As a result of the recent advances made in the treatment of pregnancy, the majority of women who want fertility have a better chance to attain pregnancy. Pregnant women can be identified on the basis of their symptoms and the use of the WHO criteria.
In spite of a number of risk factors, pregnant women are not sufficiently protected against developing cancer. These risks increase in women who have a personal history of cancer. There appears to be little value in screening for cancer from the time of pregnancy to after childbirth.
The signs of pregnant state include pain, nausea, vomiting and bleeding. Those of the gestational period include uterine size, increased vaginal discharge and fluid accumulation.\n
Pregnant state is a very big challenge for woman and their families. Pregnancy is a period in women's lives that deserves good health information and attention.
A total of 6.37 million women in the US would undergo treatment for pregnancy-associated conditions in 2005. This puts the United States in the rank of fifth among countries in the number of pregnant women who suffer from disease-related problems. Pregnancy-related conditions also place significant stress on the medical care system and are associated with higher health care utilization and costs.
When there are indications of the malignancy relapse, a successful complete surgical removal is necessary. However, the prognosis of these patients is excellent by treatment. The treatment is often an aggressive one, but the prognosis is hopeful.
For pregnant women, performing moderate intensity aerobic activity is associated with a trend of improvement in HRQoL parameters, especially in physical and mental health domains. Results from a recent paper provide insight into the importance of physical activity during pregnancy.
Families with high body mass index and overweight are at risk of developing diabetes mellitus type 2 in the future, even if the individual members did not. Pregnant women should not restrict food intake for weight control and should be taught to exercise more.

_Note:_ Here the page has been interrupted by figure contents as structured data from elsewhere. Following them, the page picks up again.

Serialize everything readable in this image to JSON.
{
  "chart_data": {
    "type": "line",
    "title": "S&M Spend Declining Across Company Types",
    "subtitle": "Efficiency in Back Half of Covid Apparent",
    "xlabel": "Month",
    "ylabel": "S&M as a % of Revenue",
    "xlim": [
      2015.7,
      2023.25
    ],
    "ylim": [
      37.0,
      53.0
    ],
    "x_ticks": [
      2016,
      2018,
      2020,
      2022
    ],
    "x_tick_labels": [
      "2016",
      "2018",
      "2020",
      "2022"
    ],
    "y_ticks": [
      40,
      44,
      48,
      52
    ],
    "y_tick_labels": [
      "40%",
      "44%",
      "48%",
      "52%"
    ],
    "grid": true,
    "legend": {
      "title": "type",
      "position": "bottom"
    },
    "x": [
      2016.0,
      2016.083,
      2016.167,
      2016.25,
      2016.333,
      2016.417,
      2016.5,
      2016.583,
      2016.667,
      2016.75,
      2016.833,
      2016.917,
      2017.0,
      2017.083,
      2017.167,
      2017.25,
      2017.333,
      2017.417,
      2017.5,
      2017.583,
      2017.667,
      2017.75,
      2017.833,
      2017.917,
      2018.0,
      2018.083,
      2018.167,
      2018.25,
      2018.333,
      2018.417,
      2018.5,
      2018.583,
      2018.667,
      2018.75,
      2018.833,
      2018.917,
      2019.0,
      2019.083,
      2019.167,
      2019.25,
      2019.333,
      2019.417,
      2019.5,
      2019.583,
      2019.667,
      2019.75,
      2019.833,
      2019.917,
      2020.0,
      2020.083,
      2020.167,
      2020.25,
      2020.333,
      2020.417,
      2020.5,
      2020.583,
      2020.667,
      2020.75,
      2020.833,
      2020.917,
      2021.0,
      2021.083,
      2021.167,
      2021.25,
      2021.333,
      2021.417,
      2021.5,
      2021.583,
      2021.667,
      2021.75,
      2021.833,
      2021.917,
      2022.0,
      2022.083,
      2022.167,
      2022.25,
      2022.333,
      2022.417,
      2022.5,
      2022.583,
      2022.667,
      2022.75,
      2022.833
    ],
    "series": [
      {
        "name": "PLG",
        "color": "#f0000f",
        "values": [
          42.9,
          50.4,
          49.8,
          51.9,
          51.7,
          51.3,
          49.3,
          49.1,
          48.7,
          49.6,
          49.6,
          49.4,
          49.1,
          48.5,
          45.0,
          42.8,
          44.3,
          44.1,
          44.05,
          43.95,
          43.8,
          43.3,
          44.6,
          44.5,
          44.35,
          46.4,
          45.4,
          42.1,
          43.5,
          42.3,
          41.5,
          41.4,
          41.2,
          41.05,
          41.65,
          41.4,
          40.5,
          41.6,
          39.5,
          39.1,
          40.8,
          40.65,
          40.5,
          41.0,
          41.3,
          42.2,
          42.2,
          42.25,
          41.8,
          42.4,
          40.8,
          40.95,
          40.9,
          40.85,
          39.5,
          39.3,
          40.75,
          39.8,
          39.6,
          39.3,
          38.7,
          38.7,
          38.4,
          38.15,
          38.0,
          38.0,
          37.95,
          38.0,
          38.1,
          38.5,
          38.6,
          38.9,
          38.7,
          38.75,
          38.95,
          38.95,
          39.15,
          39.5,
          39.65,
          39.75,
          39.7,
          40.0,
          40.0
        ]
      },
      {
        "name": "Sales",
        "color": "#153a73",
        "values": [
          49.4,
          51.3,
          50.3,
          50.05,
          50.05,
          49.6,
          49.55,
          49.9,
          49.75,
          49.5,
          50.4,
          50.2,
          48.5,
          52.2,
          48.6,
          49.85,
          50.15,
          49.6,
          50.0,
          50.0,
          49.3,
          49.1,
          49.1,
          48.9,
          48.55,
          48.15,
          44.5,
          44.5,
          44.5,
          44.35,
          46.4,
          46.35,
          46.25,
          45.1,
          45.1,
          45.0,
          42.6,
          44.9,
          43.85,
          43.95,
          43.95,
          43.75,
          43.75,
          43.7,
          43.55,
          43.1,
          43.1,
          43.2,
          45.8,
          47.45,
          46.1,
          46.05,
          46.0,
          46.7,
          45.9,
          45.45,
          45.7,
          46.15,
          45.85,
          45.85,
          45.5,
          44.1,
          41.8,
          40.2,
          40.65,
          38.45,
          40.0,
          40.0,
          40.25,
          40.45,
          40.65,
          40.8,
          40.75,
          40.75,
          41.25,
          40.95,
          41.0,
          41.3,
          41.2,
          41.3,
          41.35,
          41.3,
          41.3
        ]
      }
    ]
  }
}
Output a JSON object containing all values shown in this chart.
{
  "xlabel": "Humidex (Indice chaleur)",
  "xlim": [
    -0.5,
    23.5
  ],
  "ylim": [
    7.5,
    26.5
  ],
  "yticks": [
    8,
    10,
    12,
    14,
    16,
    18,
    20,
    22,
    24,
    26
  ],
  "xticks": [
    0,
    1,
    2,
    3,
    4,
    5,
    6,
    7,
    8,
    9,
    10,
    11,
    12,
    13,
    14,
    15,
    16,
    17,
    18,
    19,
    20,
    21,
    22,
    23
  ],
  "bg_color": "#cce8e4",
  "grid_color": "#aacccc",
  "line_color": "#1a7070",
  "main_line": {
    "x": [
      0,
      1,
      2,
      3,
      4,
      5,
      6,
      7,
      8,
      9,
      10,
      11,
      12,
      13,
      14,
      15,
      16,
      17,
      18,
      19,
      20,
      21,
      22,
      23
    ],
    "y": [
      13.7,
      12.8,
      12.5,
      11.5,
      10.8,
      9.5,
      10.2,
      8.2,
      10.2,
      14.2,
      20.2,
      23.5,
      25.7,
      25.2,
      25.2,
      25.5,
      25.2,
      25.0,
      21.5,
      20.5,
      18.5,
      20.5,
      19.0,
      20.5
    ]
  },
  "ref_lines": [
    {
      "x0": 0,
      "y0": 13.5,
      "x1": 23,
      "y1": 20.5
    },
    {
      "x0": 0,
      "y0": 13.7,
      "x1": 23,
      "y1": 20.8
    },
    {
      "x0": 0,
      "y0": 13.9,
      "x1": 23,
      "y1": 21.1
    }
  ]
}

There have been various reports about the use of exercise as an additional treatment. There is a need for research into the use of exercise, particularly when combined with other treatments.
Evidence for the benefits of exercise for pre- or early-pregnancy related symptoms of preeclampsia is minimal. However, exercise appears to be beneficial for some women's quality of life due to its effects on body image.
Physical activity is recommended for healthy women of all ages and levels of fitness and intensity of activity that are consistent with local guidelines and individual needs. Although adverse effects are common, the common side effects can be effectively managed, with few serious complications.
For people who use an exercise trainer, aerobic training has been shown to improve many symptoms of depression. Furthermore, exercise training in depressed women seems to improve their mood after quitting antidepressants. Exercise training has also been shown to significantly improve the quality of life of patients with schizophrenia, whereas it can worsen the symptoms of depression in those with major depressive disorder. In order to assess the quality of exercise interventions, the guidelines of the National Committee on Exercise in the Pregnancy, Neonatology, Child Development, and Geriatrics (NCECPDG) have been developed and emphasize that it must be tailored to the patient's needs. Clinically trained staff should be available to assist patients.